Notebook: Decisions, Decisions

ARLINGTON, Texas - The questions and speculation remain the same, but Ole Miss junior quarterback Jevan Snead isn't showing his hand on whether or not he'll forego his senior season for the NFL following a Cotton Bowl showdown with Oklahoma State.

Snead has often stated his intention of waiting until season's end to weigh the pros and cons of declaring early. For the year, the Stephenville, Texas native completed 178-of-328 passes for 2,464 yards, 20 touchdowns and 17 interceptions.

"I really don't know. I haven't put a whole lot of thought into it," Snead said of his upcoming decision. "I'm focusing on the game at hand. After the game, we'll see what happens. Right now my focus is on the Cotton Bowl."

Sunday, Snead and the Rebels held their first practice inside Cowboys Stadium in preparation for the 74th annual AT&T Cotton Bowl Classic. While his season was up-and-down, the junior helped lead Ole Miss to an 8-4 (4-4 SEC) record on the year, and the team's first back-to-back January bowl berths in 40 years.

Entering the year, Snead was widely considered first-round potential. But through some struggles during the season, it seems his draft stock has dipped a bit. When looking to draft projections, the general consensus is mixed.

"There are a lot of things I can improve on," Snead said. "Nobody has ever played a perfect game. I don't know if anybody ever will. I have several areas of my game I know I can improve, one of them being decision-making and timing also. I've had to learn when to call it quits on a play and throw it out of bounds. Things like that I can always improve on. Mechanically, as far as footwork, I can always improve."

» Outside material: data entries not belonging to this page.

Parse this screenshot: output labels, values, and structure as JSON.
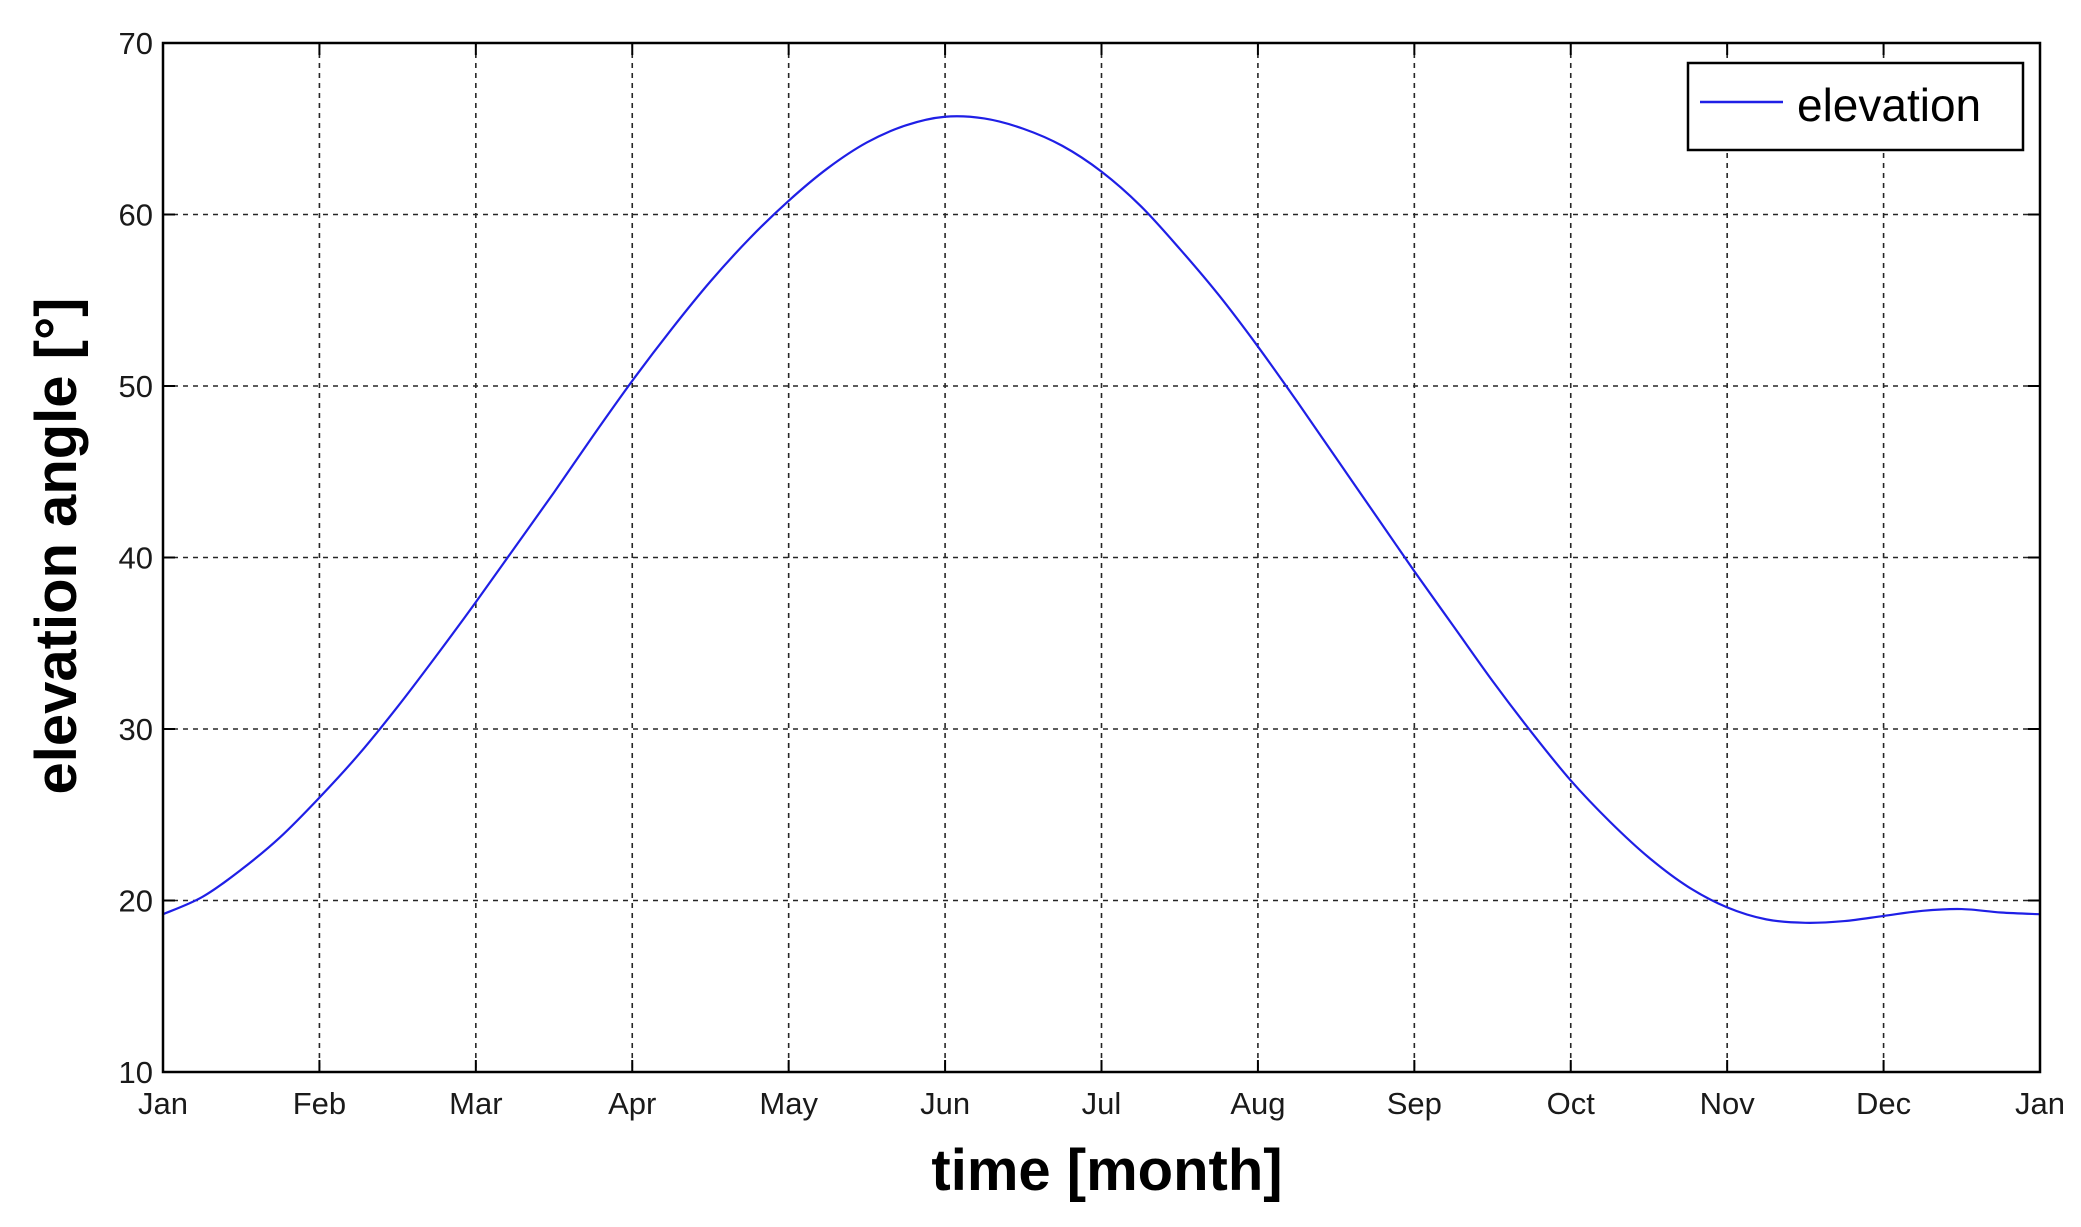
{
  "chart_data": {
    "type": "line",
    "title": "",
    "xlabel": "time [month]",
    "ylabel": "elevation angle [°]",
    "x_tick_labels": [
      "Jan",
      "Feb",
      "Mar",
      "Apr",
      "May",
      "Jun",
      "Jul",
      "Aug",
      "Sep",
      "Oct",
      "Nov",
      "Dec",
      "Jan"
    ],
    "x_unit": "month",
    "xlim": [
      0,
      12
    ],
    "ylim": [
      10,
      70
    ],
    "y_ticks": [
      10,
      20,
      30,
      40,
      50,
      60,
      70
    ],
    "grid": true,
    "legend_position": "top-right",
    "series": [
      {
        "name": "elevation",
        "color": "#1f1fe6",
        "x": [
          0,
          0.25,
          0.5,
          0.75,
          1,
          1.25,
          1.5,
          1.75,
          2,
          2.25,
          2.5,
          2.75,
          3,
          3.25,
          3.5,
          3.75,
          4,
          4.25,
          4.5,
          4.75,
          5,
          5.25,
          5.5,
          5.75,
          6,
          6.25,
          6.5,
          6.75,
          7,
          7.25,
          7.5,
          7.75,
          8,
          8.25,
          8.5,
          8.75,
          9,
          9.25,
          9.5,
          9.75,
          10,
          10.25,
          10.5,
          10.75,
          11,
          11.25,
          11.5,
          11.75,
          12
        ],
        "y": [
          19.2,
          20.2,
          21.8,
          23.7,
          26.0,
          28.5,
          31.3,
          34.3,
          37.4,
          40.6,
          43.8,
          47.1,
          50.3,
          53.3,
          56.1,
          58.6,
          60.8,
          62.7,
          64.2,
          65.2,
          65.7,
          65.6,
          65.0,
          64.0,
          62.5,
          60.5,
          58.0,
          55.3,
          52.3,
          49.1,
          45.8,
          42.5,
          39.2,
          36.0,
          32.8,
          29.8,
          27.0,
          24.6,
          22.5,
          20.8,
          19.6,
          18.9,
          18.7,
          18.8,
          19.1,
          19.4,
          19.5,
          19.3,
          19.2
        ]
      }
    ]
  }
}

Ole Miss head coach Houston Nutt said he has yet to speak with Snead about his future.

"I know there's talk about him going pro or staying, but we have not talked about that," said Nutt. "What I have talked with him about is this game - staying focused and tuning in. When he‘s been focused and locked in, he's had some very productive games. That's what we're looking for right now.

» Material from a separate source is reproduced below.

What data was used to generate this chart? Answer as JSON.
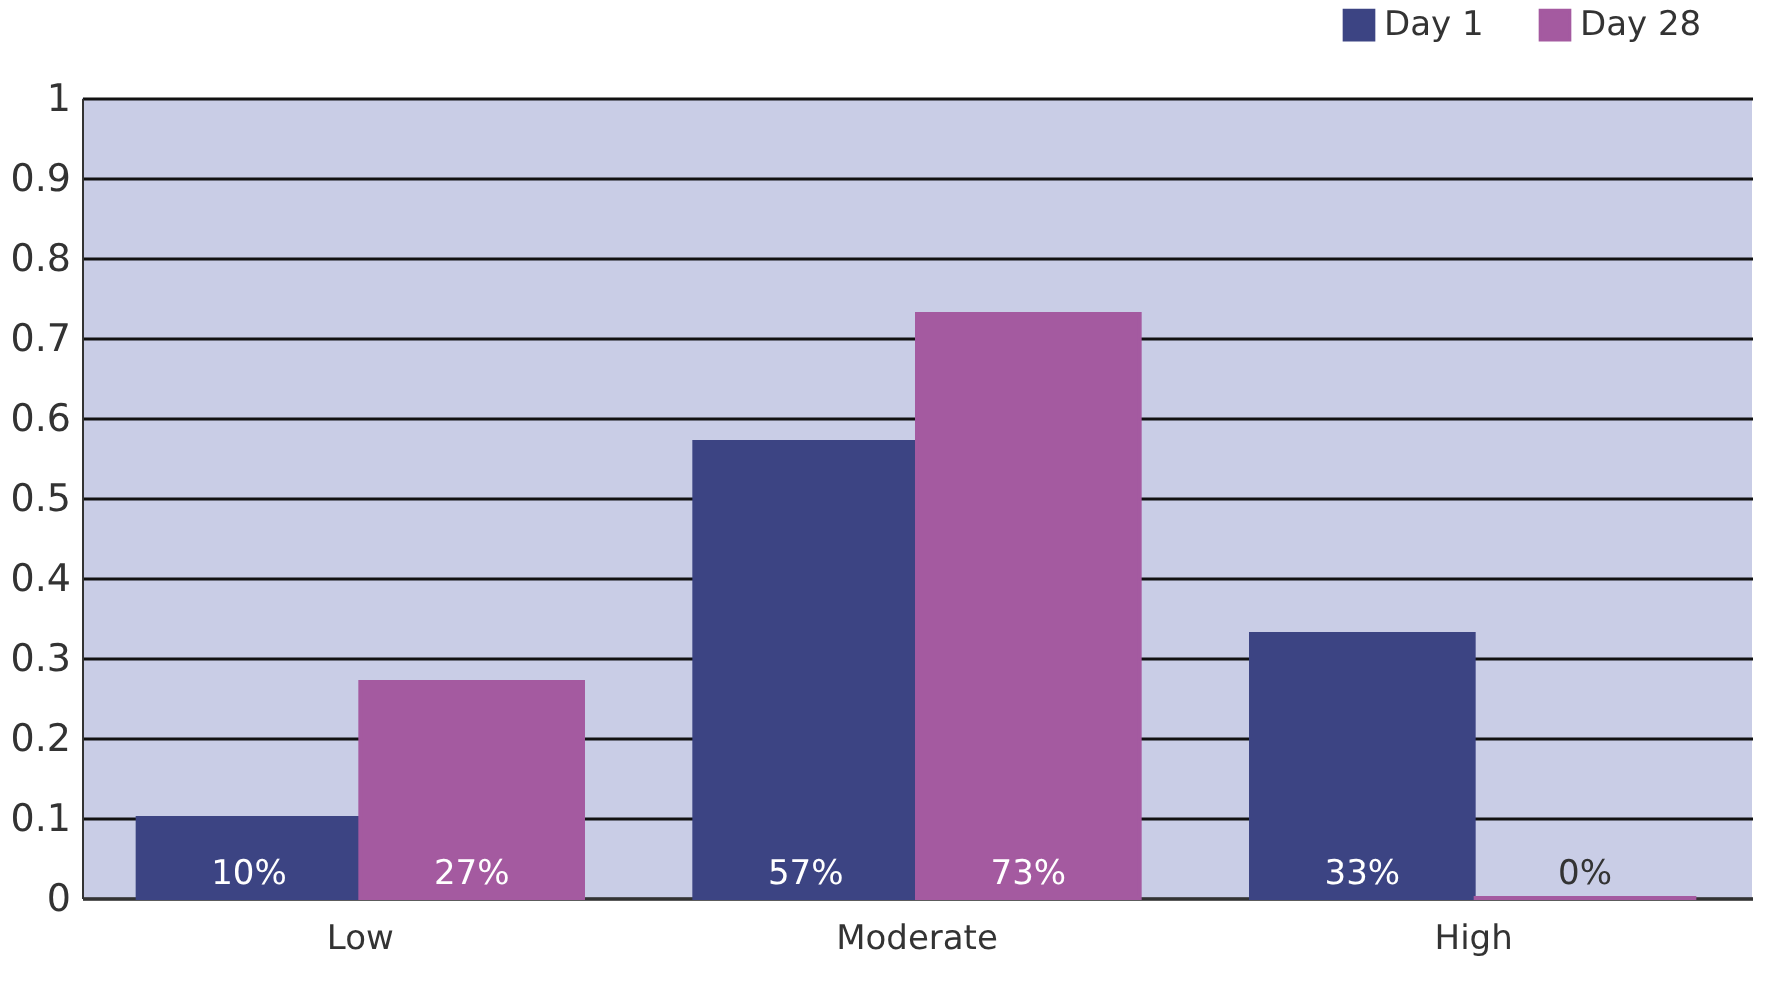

"We'll talk after the game about his future, but right now we are just concentrating on him being totally into this game. It's one day at a time, right now, for him and all of us. Enjoy it. Focus and take it all in. Jevan puts a lot on himself and I think doubt kind of came into his head earlier in the year. When Jevan is focused, he's very, very good. That is what we, and he, are striving for. We'll worry about the other issue after this game."

A Healthy Hardy?:

Not since a lopsided win over Northern Arizona in the first weekend of November has senior defensive end Greg Hardy felt like this.

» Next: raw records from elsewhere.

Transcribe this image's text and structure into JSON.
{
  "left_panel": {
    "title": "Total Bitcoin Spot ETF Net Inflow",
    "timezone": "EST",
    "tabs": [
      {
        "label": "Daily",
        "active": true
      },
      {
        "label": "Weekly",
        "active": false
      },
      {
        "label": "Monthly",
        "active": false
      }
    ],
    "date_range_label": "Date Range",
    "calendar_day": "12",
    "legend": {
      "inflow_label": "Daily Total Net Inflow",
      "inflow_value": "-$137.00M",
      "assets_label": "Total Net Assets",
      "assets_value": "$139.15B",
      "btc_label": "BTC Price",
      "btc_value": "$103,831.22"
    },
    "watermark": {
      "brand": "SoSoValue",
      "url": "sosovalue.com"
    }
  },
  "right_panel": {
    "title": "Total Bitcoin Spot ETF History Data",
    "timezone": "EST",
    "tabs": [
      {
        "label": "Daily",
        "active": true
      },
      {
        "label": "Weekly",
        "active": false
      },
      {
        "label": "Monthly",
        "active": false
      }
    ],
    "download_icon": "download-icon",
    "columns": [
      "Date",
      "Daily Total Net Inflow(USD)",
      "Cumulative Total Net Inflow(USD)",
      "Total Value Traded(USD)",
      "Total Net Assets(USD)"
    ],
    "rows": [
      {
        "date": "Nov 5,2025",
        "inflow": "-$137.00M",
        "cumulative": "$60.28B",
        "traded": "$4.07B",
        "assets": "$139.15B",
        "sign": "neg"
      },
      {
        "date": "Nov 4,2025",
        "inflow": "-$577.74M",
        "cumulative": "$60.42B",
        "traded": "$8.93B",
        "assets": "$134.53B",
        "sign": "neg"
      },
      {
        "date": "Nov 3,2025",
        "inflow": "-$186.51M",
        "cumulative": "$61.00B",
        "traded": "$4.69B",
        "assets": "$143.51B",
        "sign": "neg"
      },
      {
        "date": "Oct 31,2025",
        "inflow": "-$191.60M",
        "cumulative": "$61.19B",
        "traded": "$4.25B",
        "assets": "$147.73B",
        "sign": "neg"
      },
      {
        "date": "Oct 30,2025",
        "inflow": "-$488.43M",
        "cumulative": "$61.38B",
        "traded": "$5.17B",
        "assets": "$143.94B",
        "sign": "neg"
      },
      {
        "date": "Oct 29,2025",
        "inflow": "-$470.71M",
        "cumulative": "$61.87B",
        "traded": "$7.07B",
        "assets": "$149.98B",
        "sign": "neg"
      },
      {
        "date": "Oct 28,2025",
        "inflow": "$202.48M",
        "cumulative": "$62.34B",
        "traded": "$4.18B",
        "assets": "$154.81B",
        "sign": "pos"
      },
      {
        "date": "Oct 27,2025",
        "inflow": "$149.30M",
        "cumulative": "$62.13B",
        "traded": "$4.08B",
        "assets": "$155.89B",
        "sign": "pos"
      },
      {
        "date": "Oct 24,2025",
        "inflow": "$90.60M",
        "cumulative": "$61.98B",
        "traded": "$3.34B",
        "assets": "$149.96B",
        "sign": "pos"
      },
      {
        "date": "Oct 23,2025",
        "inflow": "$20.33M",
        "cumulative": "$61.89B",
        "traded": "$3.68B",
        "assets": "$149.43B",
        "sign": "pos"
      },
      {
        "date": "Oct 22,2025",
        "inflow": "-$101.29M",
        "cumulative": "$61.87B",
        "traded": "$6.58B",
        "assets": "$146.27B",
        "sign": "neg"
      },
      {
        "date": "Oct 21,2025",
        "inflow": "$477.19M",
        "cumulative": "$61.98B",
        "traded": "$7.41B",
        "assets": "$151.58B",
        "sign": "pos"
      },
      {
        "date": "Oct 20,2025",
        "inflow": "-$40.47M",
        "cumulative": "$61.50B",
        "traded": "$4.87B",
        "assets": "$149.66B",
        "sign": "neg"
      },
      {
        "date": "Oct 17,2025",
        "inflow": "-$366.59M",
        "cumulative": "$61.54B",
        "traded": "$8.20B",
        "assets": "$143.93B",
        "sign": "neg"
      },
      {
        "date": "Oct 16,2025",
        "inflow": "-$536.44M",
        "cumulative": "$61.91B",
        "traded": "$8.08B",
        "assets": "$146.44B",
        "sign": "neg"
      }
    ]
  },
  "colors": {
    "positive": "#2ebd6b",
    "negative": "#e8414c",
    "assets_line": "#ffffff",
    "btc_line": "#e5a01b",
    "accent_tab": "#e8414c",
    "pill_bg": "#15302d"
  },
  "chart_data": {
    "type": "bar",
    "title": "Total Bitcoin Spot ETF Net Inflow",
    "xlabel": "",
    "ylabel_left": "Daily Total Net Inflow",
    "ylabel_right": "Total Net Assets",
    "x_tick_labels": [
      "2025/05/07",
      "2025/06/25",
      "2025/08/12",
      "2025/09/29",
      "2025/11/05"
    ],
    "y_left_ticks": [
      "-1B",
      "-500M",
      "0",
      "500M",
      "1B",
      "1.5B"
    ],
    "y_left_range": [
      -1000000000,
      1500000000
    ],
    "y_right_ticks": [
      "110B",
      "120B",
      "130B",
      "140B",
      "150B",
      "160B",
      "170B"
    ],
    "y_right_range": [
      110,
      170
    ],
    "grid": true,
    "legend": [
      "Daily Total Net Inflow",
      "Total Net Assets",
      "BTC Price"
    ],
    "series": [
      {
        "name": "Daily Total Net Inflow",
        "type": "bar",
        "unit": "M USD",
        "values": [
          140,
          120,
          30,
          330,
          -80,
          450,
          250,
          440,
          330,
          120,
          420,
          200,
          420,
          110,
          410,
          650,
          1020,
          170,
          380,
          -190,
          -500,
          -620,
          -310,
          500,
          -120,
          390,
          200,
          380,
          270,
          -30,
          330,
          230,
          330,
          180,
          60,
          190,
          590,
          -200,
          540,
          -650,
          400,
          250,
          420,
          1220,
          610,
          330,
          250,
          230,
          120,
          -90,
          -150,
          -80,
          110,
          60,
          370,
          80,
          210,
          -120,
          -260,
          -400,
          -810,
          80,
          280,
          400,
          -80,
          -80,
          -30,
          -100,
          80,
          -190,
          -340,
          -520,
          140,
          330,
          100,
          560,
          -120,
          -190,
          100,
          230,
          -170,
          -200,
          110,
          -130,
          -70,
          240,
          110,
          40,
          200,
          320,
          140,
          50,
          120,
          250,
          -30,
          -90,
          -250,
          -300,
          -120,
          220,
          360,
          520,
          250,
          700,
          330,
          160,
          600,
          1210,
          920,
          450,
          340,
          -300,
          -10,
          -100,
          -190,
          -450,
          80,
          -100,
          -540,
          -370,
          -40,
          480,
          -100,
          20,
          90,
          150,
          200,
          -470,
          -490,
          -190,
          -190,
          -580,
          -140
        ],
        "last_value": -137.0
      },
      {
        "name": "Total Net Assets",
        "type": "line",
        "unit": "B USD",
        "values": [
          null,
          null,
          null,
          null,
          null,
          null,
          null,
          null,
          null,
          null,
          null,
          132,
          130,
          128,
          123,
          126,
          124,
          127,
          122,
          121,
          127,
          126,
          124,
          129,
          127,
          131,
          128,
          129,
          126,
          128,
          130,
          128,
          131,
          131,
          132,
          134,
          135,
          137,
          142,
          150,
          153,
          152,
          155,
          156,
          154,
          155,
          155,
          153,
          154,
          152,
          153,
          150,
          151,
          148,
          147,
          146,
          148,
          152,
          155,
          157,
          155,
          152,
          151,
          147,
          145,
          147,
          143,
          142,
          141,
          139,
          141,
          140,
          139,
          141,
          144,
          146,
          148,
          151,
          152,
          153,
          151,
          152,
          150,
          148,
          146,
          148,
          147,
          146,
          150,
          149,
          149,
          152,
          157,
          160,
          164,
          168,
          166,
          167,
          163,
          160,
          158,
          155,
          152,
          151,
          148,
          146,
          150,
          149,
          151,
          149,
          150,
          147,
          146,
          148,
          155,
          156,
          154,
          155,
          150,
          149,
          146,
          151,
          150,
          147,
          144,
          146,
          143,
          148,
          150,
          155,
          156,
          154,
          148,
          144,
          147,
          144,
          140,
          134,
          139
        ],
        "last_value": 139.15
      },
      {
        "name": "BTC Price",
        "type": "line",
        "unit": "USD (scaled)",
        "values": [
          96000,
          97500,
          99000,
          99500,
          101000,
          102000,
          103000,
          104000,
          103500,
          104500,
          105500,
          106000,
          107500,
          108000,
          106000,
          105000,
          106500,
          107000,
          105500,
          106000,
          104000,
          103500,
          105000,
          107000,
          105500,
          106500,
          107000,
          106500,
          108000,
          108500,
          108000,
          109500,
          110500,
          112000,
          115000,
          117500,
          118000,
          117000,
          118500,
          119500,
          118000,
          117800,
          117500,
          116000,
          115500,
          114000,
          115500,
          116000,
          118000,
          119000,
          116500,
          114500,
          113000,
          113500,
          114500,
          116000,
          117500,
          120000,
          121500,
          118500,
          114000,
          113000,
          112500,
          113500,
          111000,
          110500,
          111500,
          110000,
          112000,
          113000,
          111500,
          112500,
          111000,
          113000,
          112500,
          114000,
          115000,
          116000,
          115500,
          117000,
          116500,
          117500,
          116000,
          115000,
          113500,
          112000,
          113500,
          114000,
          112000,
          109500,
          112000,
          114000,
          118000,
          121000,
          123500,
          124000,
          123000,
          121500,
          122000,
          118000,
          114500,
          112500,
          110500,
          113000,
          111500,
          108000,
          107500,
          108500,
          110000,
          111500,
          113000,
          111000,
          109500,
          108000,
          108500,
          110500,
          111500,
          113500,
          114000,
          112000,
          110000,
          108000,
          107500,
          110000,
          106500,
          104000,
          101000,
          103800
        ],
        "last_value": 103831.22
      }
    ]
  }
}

The 38-14 victory over the Lumberjacks proved to be the final regular season action for Hardy in 2009. Shortly after, the 6-foot-5, 275-pounder had surgery on his fractured wrist – a wrist that remains heavily taped.

It was one of many injuries Hardy has dealt with over his Rebel career. Along with his ailing wrist, Hardy endured two foot surgeries before the season began.

However, with Ole Miss entrenched in bowl practices, Hardy said he's finally close to being fully healthy.

"The surgery allowed me some time to get my ankle and my foot back under me, so I could come back with confidence and no pain. I feel like my regular self," he said. "I was running in the off time and staying conditioned. I feel I'm a new person. I'm revived. I'm rejuvenated."

Hardy was initially expected to miss the remainder of the season following surgery. But despite a season-ending announcement by Nutt, Hardy hoped to return by at least Mississippi State.

"Coach Nutt was trying to look out for my best interest," Hardy said. "I'm not going to say I had to talk him into (playing in the Cotton Bowl). When I told him I was ready to play, he believed me. He just wants to do what's best for my wrist and what's best for my future."

Though his NFL future is obviously a focal point in the coming weeks, Hardy said it had no bearing on his decision to play against Oklahoma State.

"Obviously it makes sense, but I just wanted to come back to the Cotton Bowl," he said. "It's a repeat of last year. I get to play with my team one last time. I feel I have a lot to prove to the NCAA and to my team. I want to show what else I got in me."

The Focal Point:

Senior running back/wide receiver Dexter McCluster knows the story all too well.

When the Rebels meet Oklahoma State on January 2, McCluster will draw the Cowboys' full attention as he vies to become the first player in SEC history to rush for 1,000 yards and total 500 yards receiving in the same year.

McCluster needs only 15 rushing yards and 25 receiving yards in the bowl game to reach that mark.

"It just feels good to be that focal point," he said. "It opens up other people to make plays. I go into a game not worried about the defense. I want them to worry about me and worry about stopping me. It'll happen."

But while stamping his name in the record books is certainly a goal, McCluster said the team is only looking to rid themselves of the bad taste left from a 41-27 thrashing by way of in-state rival Mississippi State.

"It took us a little while to watch that film, but when we did, it was a dose of reality," said McCluster. "They came out there to win. We came out there too lacksidasical. We didn't play Ole Miss football. We want to get that bad taste out of our mouths. (Sunday) was a good start. It's going to be a great opportunity to show what we can do and we're ready to win."